Bombyx mori CYP15B1 catalyses (homo and bishomo) farnesoic acid (i.e. JH, II, JH I and JH III -acid) epoxidation (T. Shinoda, pers. comm.) as expected from Lepidoptera where epoxidation takes place before esterification by JHAMT (juvenile hormone acid methyl transferase). The CYP15 enzymes have therefore evolved a lineage-specific substrate selectivity. Farnesoic acid is a better substrate for CYP15B1 than methyl farnesoate (Daimon et al., 2012), while CYP15A1 of Tribolium castaneum is a mixed farnesoic acid/MF epoxidase (Minakuchi et al., 2015).

The CYP15A/C clade therefore represents the bona fide enzymes producing the epoxide characteristic of juvenile hormones (JH). The CYP nomenclature places several CYP2 clan sequences in the CYP15 family, including two CYP15H from locusts, six from Machilis hrabei, three from Calopterx splendens, eight from Catajapyx aquilonaris and three from Sinella curviseta, but these do not form a single well supported clade and their function is unknown.

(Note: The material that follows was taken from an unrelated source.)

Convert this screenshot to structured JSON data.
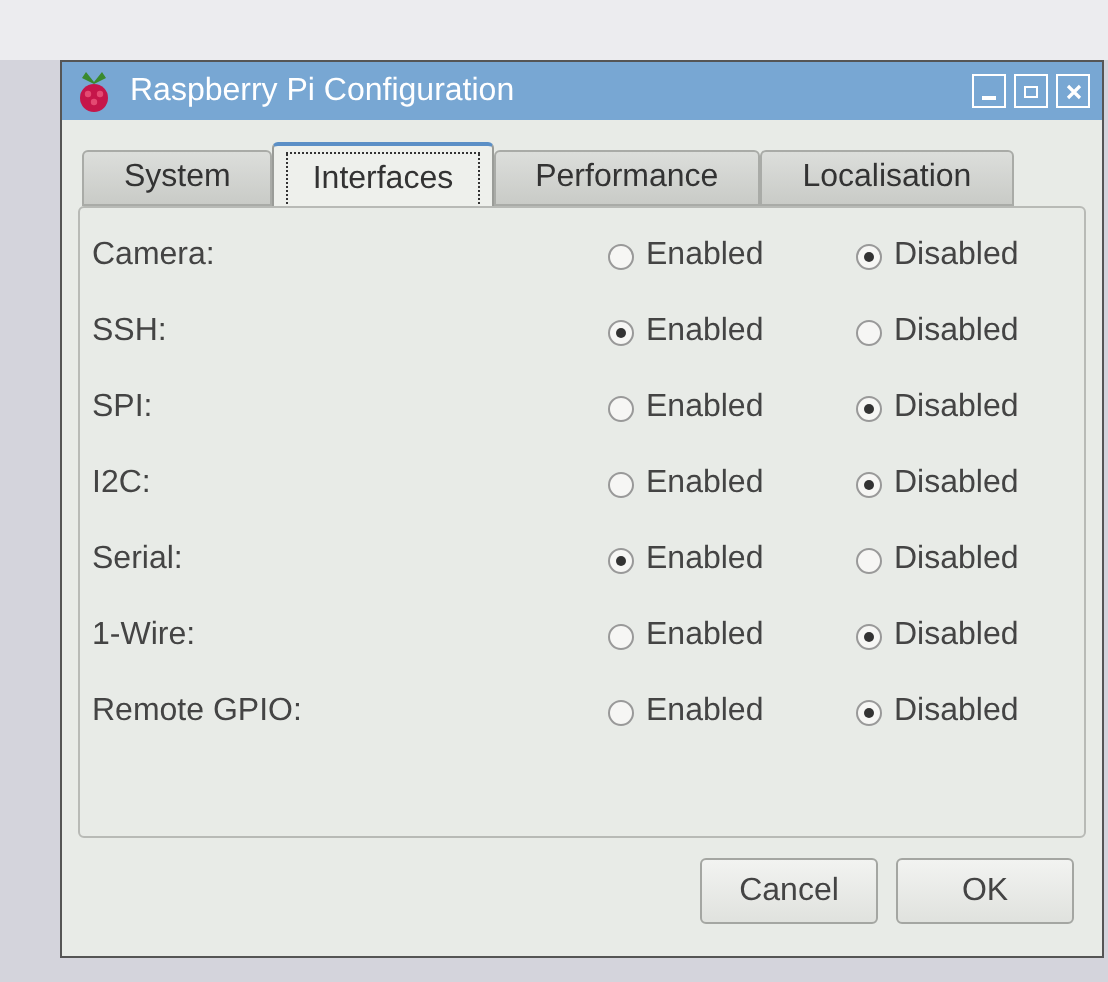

Phylogeny of CYP15 and related P450s Biochemically charaterized CYP15 are marked with *. (Fig. S15 from Nouzova et al., 2021)

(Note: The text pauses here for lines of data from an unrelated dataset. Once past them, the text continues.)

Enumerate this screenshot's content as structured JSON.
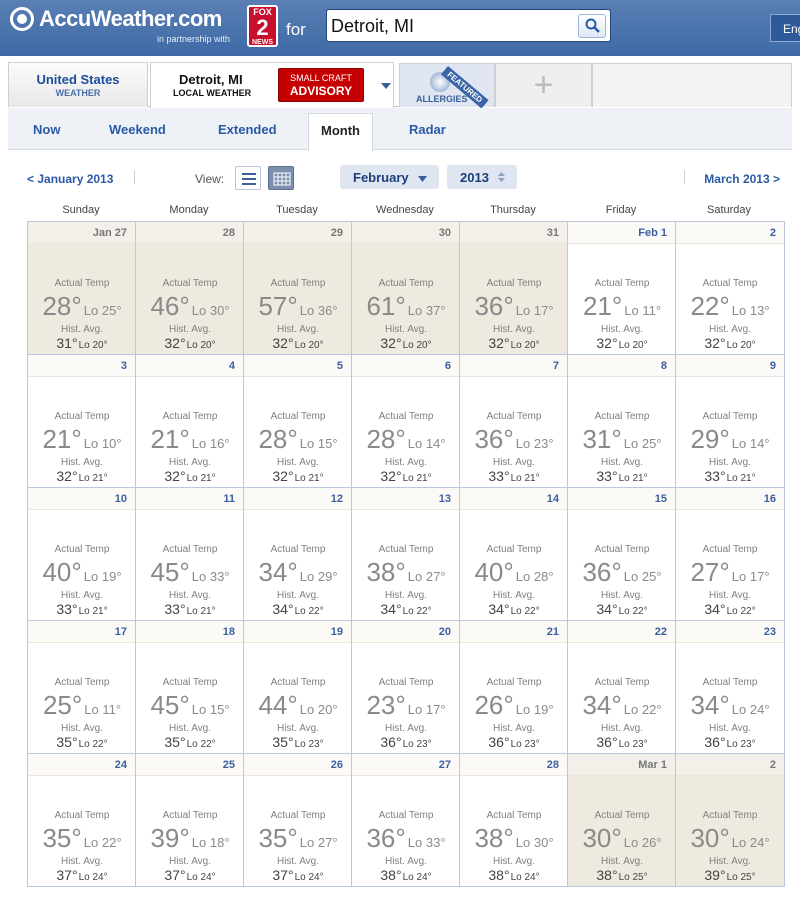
{
  "header": {
    "logo": "AccuWeather.com",
    "partner": "in partnership with",
    "station_top": "FOX",
    "station_num": "2",
    "station_bottom": "NEWS",
    "for_label": "for",
    "search_value": "Detroit, MI",
    "lang": "Eng"
  },
  "location_tabs": {
    "us_title": "United States",
    "us_sub": "WEATHER",
    "city_title": "Detroit, MI",
    "city_sub": "LOCAL WEATHER",
    "advisory_line1": "SMALL CRAFT",
    "advisory_line2": "ADVISORY",
    "allergies": "ALLERGIES",
    "featured": "FEATURED",
    "add": "+"
  },
  "nav": {
    "tabs": [
      "Now",
      "Weekend",
      "Extended",
      "Month",
      "Radar"
    ],
    "active": "Month"
  },
  "month_bar": {
    "prev": "< January 2013",
    "view_label": "View:",
    "month": "February",
    "year": "2013",
    "next": "March 2013 >"
  },
  "weekdays": [
    "Sunday",
    "Monday",
    "Tuesday",
    "Wednesday",
    "Thursday",
    "Friday",
    "Saturday"
  ],
  "labels": {
    "actual": "Actual Temp",
    "hist": "Hist. Avg.",
    "lo": "Lo"
  },
  "days": [
    {
      "d": "Jan 27",
      "hi": "28°",
      "lo": "25°",
      "hh": "31°",
      "hl": "20°",
      "type": "prev"
    },
    {
      "d": "28",
      "hi": "46°",
      "lo": "30°",
      "hh": "32°",
      "hl": "20°",
      "type": "prev"
    },
    {
      "d": "29",
      "hi": "57°",
      "lo": "36°",
      "hh": "32°",
      "hl": "20°",
      "type": "prev"
    },
    {
      "d": "30",
      "hi": "61°",
      "lo": "37°",
      "hh": "32°",
      "hl": "20°",
      "type": "prev"
    },
    {
      "d": "31",
      "hi": "36°",
      "lo": "17°",
      "hh": "32°",
      "hl": "20°",
      "type": "prev"
    },
    {
      "d": "Feb 1",
      "hi": "21°",
      "lo": "11°",
      "hh": "32°",
      "hl": "20°",
      "type": "cur"
    },
    {
      "d": "2",
      "hi": "22°",
      "lo": "13°",
      "hh": "32°",
      "hl": "20°",
      "type": "cur"
    },
    {
      "d": "3",
      "hi": "21°",
      "lo": "10°",
      "hh": "32°",
      "hl": "21°",
      "type": "cur"
    },
    {
      "d": "4",
      "hi": "21°",
      "lo": "16°",
      "hh": "32°",
      "hl": "21°",
      "type": "cur"
    },
    {
      "d": "5",
      "hi": "28°",
      "lo": "15°",
      "hh": "32°",
      "hl": "21°",
      "type": "cur"
    },
    {
      "d": "6",
      "hi": "28°",
      "lo": "14°",
      "hh": "32°",
      "hl": "21°",
      "type": "cur"
    },
    {
      "d": "7",
      "hi": "36°",
      "lo": "23°",
      "hh": "33°",
      "hl": "21°",
      "type": "cur"
    },
    {
      "d": "8",
      "hi": "31°",
      "lo": "25°",
      "hh": "33°",
      "hl": "21°",
      "type": "cur"
    },
    {
      "d": "9",
      "hi": "29°",
      "lo": "14°",
      "hh": "33°",
      "hl": "21°",
      "type": "cur"
    },
    {
      "d": "10",
      "hi": "40°",
      "lo": "19°",
      "hh": "33°",
      "hl": "21°",
      "type": "cur"
    },
    {
      "d": "11",
      "hi": "45°",
      "lo": "33°",
      "hh": "33°",
      "hl": "21°",
      "type": "cur"
    },
    {
      "d": "12",
      "hi": "34°",
      "lo": "29°",
      "hh": "34°",
      "hl": "22°",
      "type": "cur"
    },
    {
      "d": "13",
      "hi": "38°",
      "lo": "27°",
      "hh": "34°",
      "hl": "22°",
      "type": "cur"
    },
    {
      "d": "14",
      "hi": "40°",
      "lo": "28°",
      "hh": "34°",
      "hl": "22°",
      "type": "cur"
    },
    {
      "d": "15",
      "hi": "36°",
      "lo": "25°",
      "hh": "34°",
      "hl": "22°",
      "type": "cur"
    },
    {
      "d": "16",
      "hi": "27°",
      "lo": "17°",
      "hh": "34°",
      "hl": "22°",
      "type": "cur"
    },
    {
      "d": "17",
      "hi": "25°",
      "lo": "11°",
      "hh": "35°",
      "hl": "22°",
      "type": "cur"
    },
    {
      "d": "18",
      "hi": "45°",
      "lo": "15°",
      "hh": "35°",
      "hl": "22°",
      "type": "cur"
    },
    {
      "d": "19",
      "hi": "44°",
      "lo": "20°",
      "hh": "35°",
      "hl": "23°",
      "type": "cur"
    },
    {
      "d": "20",
      "hi": "23°",
      "lo": "17°",
      "hh": "36°",
      "hl": "23°",
      "type": "cur"
    },
    {
      "d": "21",
      "hi": "26°",
      "lo": "19°",
      "hh": "36°",
      "hl": "23°",
      "type": "cur"
    },
    {
      "d": "22",
      "hi": "34°",
      "lo": "22°",
      "hh": "36°",
      "hl": "23°",
      "type": "cur"
    },
    {
      "d": "23",
      "hi": "34°",
      "lo": "24°",
      "hh": "36°",
      "hl": "23°",
      "type": "cur"
    },
    {
      "d": "24",
      "hi": "35°",
      "lo": "22°",
      "hh": "37°",
      "hl": "24°",
      "type": "cur"
    },
    {
      "d": "25",
      "hi": "39°",
      "lo": "18°",
      "hh": "37°",
      "hl": "24°",
      "type": "cur"
    },
    {
      "d": "26",
      "hi": "35°",
      "lo": "27°",
      "hh": "37°",
      "hl": "24°",
      "type": "cur"
    },
    {
      "d": "27",
      "hi": "36°",
      "lo": "33°",
      "hh": "38°",
      "hl": "24°",
      "type": "cur"
    },
    {
      "d": "28",
      "hi": "38°",
      "lo": "30°",
      "hh": "38°",
      "hl": "24°",
      "type": "cur"
    },
    {
      "d": "Mar 1",
      "hi": "30°",
      "lo": "26°",
      "hh": "38°",
      "hl": "25°",
      "type": "prev"
    },
    {
      "d": "2",
      "hi": "30°",
      "lo": "24°",
      "hh": "39°",
      "hl": "25°",
      "type": "prev"
    }
  ]
}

In the termite Reticulotermes flavipes, CYP15F1 is induced by JH and facilitates JH-dependent soldier caste differentiation but its precise biochemical function is unknown (Tarver et al., 2012). The three Calopteryx splendens CYP15 sequences are also outside the 15A/C clade. This raises the question of the precise origin of the CYP15A/C clade and when during evolution of insects the JH function switched from the “ancestral” MF to its epoxidized congener, JH III.

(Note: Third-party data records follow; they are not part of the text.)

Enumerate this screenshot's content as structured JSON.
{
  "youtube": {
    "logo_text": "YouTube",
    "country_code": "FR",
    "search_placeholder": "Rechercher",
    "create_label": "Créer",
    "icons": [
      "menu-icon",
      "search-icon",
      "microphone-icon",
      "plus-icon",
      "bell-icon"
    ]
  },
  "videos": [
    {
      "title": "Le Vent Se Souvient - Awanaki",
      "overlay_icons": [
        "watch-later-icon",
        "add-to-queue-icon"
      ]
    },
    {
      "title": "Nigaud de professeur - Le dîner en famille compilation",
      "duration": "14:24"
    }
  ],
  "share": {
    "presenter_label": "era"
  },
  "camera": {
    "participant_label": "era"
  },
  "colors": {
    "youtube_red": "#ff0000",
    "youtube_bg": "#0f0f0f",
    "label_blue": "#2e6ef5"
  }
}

The deepest branch within the class Insecta in which a CYP15 epoxidase was found with high degree of confidence is therefore the order Zygentoma (Thermobia domestica, genomic sequence, and Tricholepidion gertschi, transcript GASO02035928.1). Interestingly, this distribution matches the distribution of the closely related CYP305 gene, also a highly conserved and generally single-copy gene restricted to insects, but of unknown function. While Crustacea and “primitive” hexapods have large numbers of CYP2 clan P450s, this is not the case in Condylognatha, Psocodea, and Holometabola. This suggests on one hand that the epoxidase emerged from a pool of diverse CYP2 clan genes, probably including P450s with a detoxification function. On the other hand, gene loss during insect evolution spared the epoxidase, CYP303 and CYP305 lineages.

Two lineages in insects have a different type of JH, the higher Diptera which make a JH “bisepoxide” (methyl farnesoate 6S,10R-diepoxide) and bugs, such as Rhodnius prolixus (in which JH was first discovered) and several other Hemiptera which make a JH “skipped bisepoxide” (methyl farnesoate 2R,10R-diepoxide) (Kotaki et al., 2009; Villalobos-Sambucaro et al., 2020). R. prolixus has a single CYP15A1 gene, suggesting that this P450 can epoxidize at one if not at both sites. Aphids have duplicated the CYP15 gene with three copies in the peach aphid.

CYP15 is missing in higher Diptera, specifically Cyclorrhapha. but is found in other Diptera such as Empidoidea (partial TSA sequence in Heteropsilopus ingenuus), Asiloidea (Proctacanthus coquilletti), Bibionomorpha (Mayetiola destructor, Bradysia coprophila), Tipulomorpha, Psychodomorpha and Culicomorpha. The identity of the epoxidase in Cyclorrhapha is therefore unknown. Epoxidation of a farnesoid molecule can be achieved by other enzymes (e.g. CYP6A1), so it is conceivable that CYP15 was lost in higher Diptera and this loss compensated by either the utilization of non epoxidized farnesoids or the recruitment within or outside the CA of other P450 enzymes, or both. One candidate may be CYP6G2.

CYP6G2 is highly expressed in the allatal portion of the Drosophila ring gland, and its RNAi knockdown is lethal (Chung et al., 2009; Ou et al., 2016; Christesen et al., 2017). The biochemical function of CYP6G2 is unknown, but many CYP6 enzymes have a broad substrate specificity, and house fly CYP6A1 is highly active as 6- and 10-epoxidase of MF (Andersen et al., 1997). Similarly, CYP6G2 does not appear to be a highly specific enzyme, because its transgenic, ectopic overexpression results in nitenpyram resistance (Daborn et al., 2007).